Aludir en la actualidad al nazismo, la guerra y el Holocausto tiene hoy día un indisimulado interés no histórico sino propagandístico, en torno a la perpetuación del orden anglo-liberal que surgió de sus cenizas, la justificación de las atrocidades del Estado de Israel y la exaltación del poder imperial de Estados Unidos ahora ya en plena decadencia ante una multipolaridad que ha venido para quedarse. Quienes enarbolan lo sucedido hace 80 años no honran la memoria de aquellas víctimas sino buscan una coartada para los crímenes presentes. Tal apelación es también el mayor reducto en el debate contemporáneo de pereza intelectual, donde cualquier acontecimiento posterior debe ser interpretado a base de paralelismos: este político es un trasunto de Hitler (llegado el caso en una foto suya se le dibuja un bigotillo bajo la nariz y arreando), aquel nos recuerda a Chamberlain, invariablemente cada nuevo partido fuera de la alternancia bipartidista o acontecimiento que se salga de los intereses angloamericanos nos remite a la Europa de entreguerras… ¡Ninguna columna de opinión sin su Zweig y su Chaves Nogales! El Bien (siempre nosotros) no solo debe derrotar al Mal (multiforme pero siempre nazi-hitleriano en su fondo), sino que debe aniquilado entrando hasta su mismo bunker en Berlín, así nos llevemos por delante otra vez 70 millones de personas.

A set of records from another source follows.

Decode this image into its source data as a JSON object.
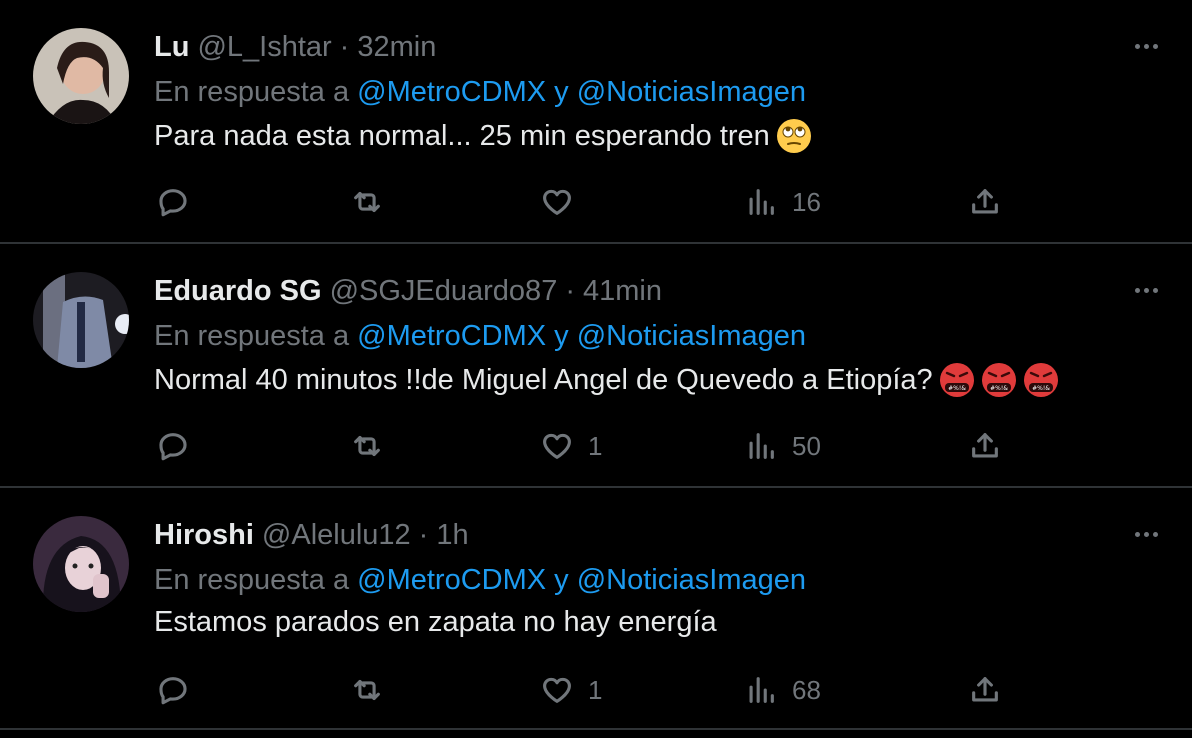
{
  "colors": {
    "background": "#000000",
    "text": "#e7e9ea",
    "muted": "#71767b",
    "link": "#1d9bf0",
    "divider": "#2f3336"
  },
  "tweets": [
    {
      "name": "Lu",
      "handle": "@L_Ishtar",
      "separator": "·",
      "time": "32min",
      "reply_prefix": "En respuesta a",
      "mention1": "@MetroCDMX",
      "reply_joiner": "y",
      "mention2": "@NoticiasImagen",
      "text": "Para nada esta normal... 25 min esperando tren",
      "emojis": [
        "face-with-rolling-eyes"
      ],
      "likes": "",
      "views": "16"
    },
    {
      "name": "Eduardo SG",
      "handle": "@SGJEduardo87",
      "separator": "·",
      "time": "41min",
      "reply_prefix": "En respuesta a",
      "mention1": "@MetroCDMX",
      "reply_joiner": "y",
      "mention2": "@NoticiasImagen",
      "text": "Normal 40 minutos !!de Miguel Angel de Quevedo a Etiopía?",
      "emojis": [
        "face-with-symbols-on-mouth",
        "face-with-symbols-on-mouth",
        "face-with-symbols-on-mouth"
      ],
      "likes": "1",
      "views": "50"
    },
    {
      "name": "Hiroshi",
      "handle": "@Alelulu12",
      "separator": "·",
      "time": "1h",
      "reply_prefix": "En respuesta a",
      "mention1": "@MetroCDMX",
      "reply_joiner": "y",
      "mention2": "@NoticiasImagen",
      "text": "Estamos parados en zapata no hay energía",
      "emojis": [],
      "likes": "1",
      "views": "68"
    }
  ]
}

La 2ª GM encaja bien con nuestra brújula moral íntima por su maniqueísmo y su «pureza» en la rotundidad con que la maldad es erradicada, pero pasa por alto el inmenso coste humano que acarreó. Uno podría pensar que la peor masacre de la historia debería servir de incentivo para la paz, pero muy al contrario nuestros belicistas no aspiran a otra cosa que a la guerra total contra Rusia o contra quien se les ponga por delante, sin mayor justificación pues se ha recurrido al comodín definitivo y no hará falta decir más. La convivencia tanto entre individuos como entre países requiere compromisos y negociaciones que comprendan los intereses de la otra parte, pero si cada concesión es una entrega de los Sudetes, una reedición del Acuerdo de Munich, entonces nos mantendremos atrapados en un delirio autodestructivo. Nuestros chiflados ya no anhelan ser Napoleón sino Churchill, aquel alcohólico imperialista y genocida, como bien recordó recientemente Tamames en el Congreso de los Diputados. Así que ha llegado el momento de ir buscando otros paralelismos históricos en los discursos políticos, otras referencias compatibles con la coexistencia pacífica de potencias nucleares, así como escenarios menos trillados en películas, series y novelas. Hay que abrir las ventanas para que entre aire fresco y no, descuiden, Hitler no se nos colará entonces como si de una avispa se tratase: no está previsto que resucite y nuestras circunstancias son ajenas a las suyas. El mundo de ayer es el de aquellos que citan maniáticamente El mundo de ayer. Que prueben a leer otro libro.